Taste: Spirits: Out of Africa

Little-known South African wines are a big value

When we picture Africa, baking-hot climates come to mind. But South Africa’s coast is temperate, cooled by Antarctic currents. The region’s long wine history and unusual geography produce distinctive, delicious wines that defy standard categories. Their ripeness is unmistakably modern, sharing the bold fruit flavors of other Southern Hemisphere wines. However, their earthy edge and food-oriented balance betray their “Old World” European heritage.

Since economic sanctions were lifted in 1991, South African wineries have made great strides in exports. An ambitious program to diversify vineyard ownership is under way, and the first few wines under black empowerment project labels are hot commodities. As with Chilean and Australian wines a decade ago, value-priced wines are being promoted to help build South Africa’s credibility as a fine wine source.

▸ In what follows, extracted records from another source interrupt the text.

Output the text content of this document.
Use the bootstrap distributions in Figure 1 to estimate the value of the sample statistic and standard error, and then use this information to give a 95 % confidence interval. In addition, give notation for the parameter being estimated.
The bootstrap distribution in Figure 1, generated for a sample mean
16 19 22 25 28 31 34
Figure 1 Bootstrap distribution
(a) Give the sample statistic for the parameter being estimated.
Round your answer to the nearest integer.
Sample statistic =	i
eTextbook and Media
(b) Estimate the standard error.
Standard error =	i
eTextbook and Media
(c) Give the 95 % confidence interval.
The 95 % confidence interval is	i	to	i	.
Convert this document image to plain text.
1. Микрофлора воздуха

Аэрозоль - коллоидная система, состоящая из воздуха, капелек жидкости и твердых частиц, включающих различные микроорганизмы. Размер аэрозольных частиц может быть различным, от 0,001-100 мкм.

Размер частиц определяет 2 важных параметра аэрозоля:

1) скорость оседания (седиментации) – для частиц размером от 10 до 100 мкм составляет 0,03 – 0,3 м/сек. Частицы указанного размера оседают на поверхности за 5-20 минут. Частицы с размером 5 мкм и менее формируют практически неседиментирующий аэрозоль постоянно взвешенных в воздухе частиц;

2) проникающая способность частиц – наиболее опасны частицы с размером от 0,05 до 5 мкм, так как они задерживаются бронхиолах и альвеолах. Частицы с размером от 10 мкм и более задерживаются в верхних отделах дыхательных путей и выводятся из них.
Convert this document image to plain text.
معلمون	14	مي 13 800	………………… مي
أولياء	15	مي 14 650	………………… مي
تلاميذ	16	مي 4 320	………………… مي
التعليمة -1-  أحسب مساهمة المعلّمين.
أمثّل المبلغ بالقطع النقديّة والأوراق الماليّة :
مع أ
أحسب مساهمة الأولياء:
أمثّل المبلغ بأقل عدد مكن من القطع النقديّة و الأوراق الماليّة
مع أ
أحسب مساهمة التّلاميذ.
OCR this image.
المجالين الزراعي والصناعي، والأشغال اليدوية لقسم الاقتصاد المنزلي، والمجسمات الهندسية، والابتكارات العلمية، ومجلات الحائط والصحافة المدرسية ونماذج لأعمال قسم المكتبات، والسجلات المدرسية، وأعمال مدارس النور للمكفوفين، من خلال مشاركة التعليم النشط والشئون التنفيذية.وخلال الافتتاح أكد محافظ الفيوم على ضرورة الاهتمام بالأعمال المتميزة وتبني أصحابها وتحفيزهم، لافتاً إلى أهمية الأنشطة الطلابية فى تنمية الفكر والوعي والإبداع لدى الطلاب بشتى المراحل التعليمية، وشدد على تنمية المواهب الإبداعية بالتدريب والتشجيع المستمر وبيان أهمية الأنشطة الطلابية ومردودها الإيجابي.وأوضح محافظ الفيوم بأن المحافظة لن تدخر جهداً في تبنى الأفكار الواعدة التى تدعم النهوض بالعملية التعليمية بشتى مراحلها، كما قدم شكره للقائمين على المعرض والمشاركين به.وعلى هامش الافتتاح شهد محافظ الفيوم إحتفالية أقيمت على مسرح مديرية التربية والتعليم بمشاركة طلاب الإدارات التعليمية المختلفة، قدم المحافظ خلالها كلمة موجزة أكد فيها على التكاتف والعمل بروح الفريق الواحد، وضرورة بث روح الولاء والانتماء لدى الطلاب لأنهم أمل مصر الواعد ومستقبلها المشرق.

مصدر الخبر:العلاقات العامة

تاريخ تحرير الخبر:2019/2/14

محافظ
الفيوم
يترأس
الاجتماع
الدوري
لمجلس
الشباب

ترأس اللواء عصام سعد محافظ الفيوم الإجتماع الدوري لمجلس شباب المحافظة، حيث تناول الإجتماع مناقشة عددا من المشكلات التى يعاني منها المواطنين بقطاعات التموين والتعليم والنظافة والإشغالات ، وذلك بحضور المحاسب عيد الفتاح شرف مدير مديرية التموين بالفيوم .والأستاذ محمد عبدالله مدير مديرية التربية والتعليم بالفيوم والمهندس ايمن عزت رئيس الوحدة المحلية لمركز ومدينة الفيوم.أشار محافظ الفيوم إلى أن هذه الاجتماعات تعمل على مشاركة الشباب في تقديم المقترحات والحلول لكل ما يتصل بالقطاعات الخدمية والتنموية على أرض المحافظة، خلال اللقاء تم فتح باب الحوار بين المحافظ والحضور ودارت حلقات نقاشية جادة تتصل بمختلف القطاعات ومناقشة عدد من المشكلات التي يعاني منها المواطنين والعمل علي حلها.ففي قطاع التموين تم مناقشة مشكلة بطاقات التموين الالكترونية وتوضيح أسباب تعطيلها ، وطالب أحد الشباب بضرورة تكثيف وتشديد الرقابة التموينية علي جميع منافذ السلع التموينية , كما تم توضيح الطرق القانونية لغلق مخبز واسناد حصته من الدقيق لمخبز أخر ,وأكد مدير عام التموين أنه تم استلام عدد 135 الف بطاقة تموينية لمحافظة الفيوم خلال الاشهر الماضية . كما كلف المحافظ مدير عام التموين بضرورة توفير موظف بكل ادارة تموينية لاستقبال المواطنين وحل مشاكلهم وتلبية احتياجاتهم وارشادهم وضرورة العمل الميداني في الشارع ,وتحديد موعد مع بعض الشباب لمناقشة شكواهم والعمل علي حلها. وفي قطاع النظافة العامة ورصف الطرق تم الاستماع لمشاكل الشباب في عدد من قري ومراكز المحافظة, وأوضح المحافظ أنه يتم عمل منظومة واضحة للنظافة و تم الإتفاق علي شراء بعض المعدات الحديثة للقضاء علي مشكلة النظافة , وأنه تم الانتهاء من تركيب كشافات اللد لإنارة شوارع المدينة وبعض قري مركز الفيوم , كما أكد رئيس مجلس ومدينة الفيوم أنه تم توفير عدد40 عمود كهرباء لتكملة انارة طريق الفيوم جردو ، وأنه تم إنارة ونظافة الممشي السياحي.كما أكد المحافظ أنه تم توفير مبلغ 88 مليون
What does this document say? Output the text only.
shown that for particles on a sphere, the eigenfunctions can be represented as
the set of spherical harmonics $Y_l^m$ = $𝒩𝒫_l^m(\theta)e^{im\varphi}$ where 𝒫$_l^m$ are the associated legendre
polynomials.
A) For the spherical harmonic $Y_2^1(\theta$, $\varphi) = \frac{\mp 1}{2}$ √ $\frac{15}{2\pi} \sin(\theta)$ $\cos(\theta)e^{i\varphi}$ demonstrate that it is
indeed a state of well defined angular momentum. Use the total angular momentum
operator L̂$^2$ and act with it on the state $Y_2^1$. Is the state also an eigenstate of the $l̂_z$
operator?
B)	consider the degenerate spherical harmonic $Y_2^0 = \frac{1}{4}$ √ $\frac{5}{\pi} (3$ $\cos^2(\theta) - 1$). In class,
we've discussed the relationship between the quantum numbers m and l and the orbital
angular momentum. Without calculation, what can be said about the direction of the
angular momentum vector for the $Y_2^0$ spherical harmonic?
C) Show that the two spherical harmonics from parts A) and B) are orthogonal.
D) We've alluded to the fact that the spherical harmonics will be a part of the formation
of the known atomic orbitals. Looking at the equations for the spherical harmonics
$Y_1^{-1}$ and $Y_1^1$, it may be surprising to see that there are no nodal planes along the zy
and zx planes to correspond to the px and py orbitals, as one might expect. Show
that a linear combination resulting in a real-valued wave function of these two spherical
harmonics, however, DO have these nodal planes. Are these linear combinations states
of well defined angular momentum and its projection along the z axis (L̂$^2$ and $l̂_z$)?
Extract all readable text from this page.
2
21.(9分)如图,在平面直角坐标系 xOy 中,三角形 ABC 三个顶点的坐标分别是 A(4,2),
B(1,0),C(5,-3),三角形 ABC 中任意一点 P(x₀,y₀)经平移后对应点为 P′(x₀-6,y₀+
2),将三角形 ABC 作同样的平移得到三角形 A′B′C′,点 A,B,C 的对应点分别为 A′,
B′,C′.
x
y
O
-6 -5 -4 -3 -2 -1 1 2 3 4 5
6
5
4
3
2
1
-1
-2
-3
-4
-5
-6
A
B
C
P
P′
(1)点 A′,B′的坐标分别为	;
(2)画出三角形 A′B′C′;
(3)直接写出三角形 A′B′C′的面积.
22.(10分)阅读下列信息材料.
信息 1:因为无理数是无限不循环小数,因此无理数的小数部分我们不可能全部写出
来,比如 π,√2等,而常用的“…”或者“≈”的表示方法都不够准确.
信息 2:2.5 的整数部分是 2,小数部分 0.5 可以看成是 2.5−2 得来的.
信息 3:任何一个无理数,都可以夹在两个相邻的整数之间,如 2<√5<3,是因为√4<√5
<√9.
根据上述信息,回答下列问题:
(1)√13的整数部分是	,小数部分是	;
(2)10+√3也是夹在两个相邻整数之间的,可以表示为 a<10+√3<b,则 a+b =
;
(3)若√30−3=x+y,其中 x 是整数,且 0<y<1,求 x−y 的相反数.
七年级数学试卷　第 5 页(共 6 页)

Delicious wines at low prices catch the eye of restaurants first, and many area wine lists feature glass pours from South Africa. The whites are bright and clean, with vibrant purity of fruit. Try Fleur du Cap’s zesty sauvignon blanc on Washington Square’s patio, or Bradgate’s refreshing chenin blanc blend at the Freight House in Doylestown. South African reds are more intense, with juicy fruit and spicy aromas. Taste Zonnebloem’s delightful merlot at the Founders Dining Room atop the Park Hyatt, or sip Excelsior’s cabernet sauvignon at Zanzibar Blue. Such French varieties dominate in South Africa, but the nation’s most talked-about red wine is pinotage, with an unusual smoky, meaty flavor, ideal for barbecues. Sample Indaba’s pinotage at Savannah Soul Food Bar in the Art Museum district.

 

PLCB Pick of the Month
Mount Langi Ghiran “Cliff Edge” Shiraz, Victoria, Australia, 2001; $14.99
Australian shiraz can be as soft and fruit-forward as merlot, yet the best versions have the depth and intensity of a fine cabernet. Mount Langi Ghiran is a classic producer, known for the power and finesse of its old-vine shiraz. Regularly $25, it’s loaded with blackberry jam and chai spice flavors. Try it with home-grilled cheeseburgers or lamb kebabs.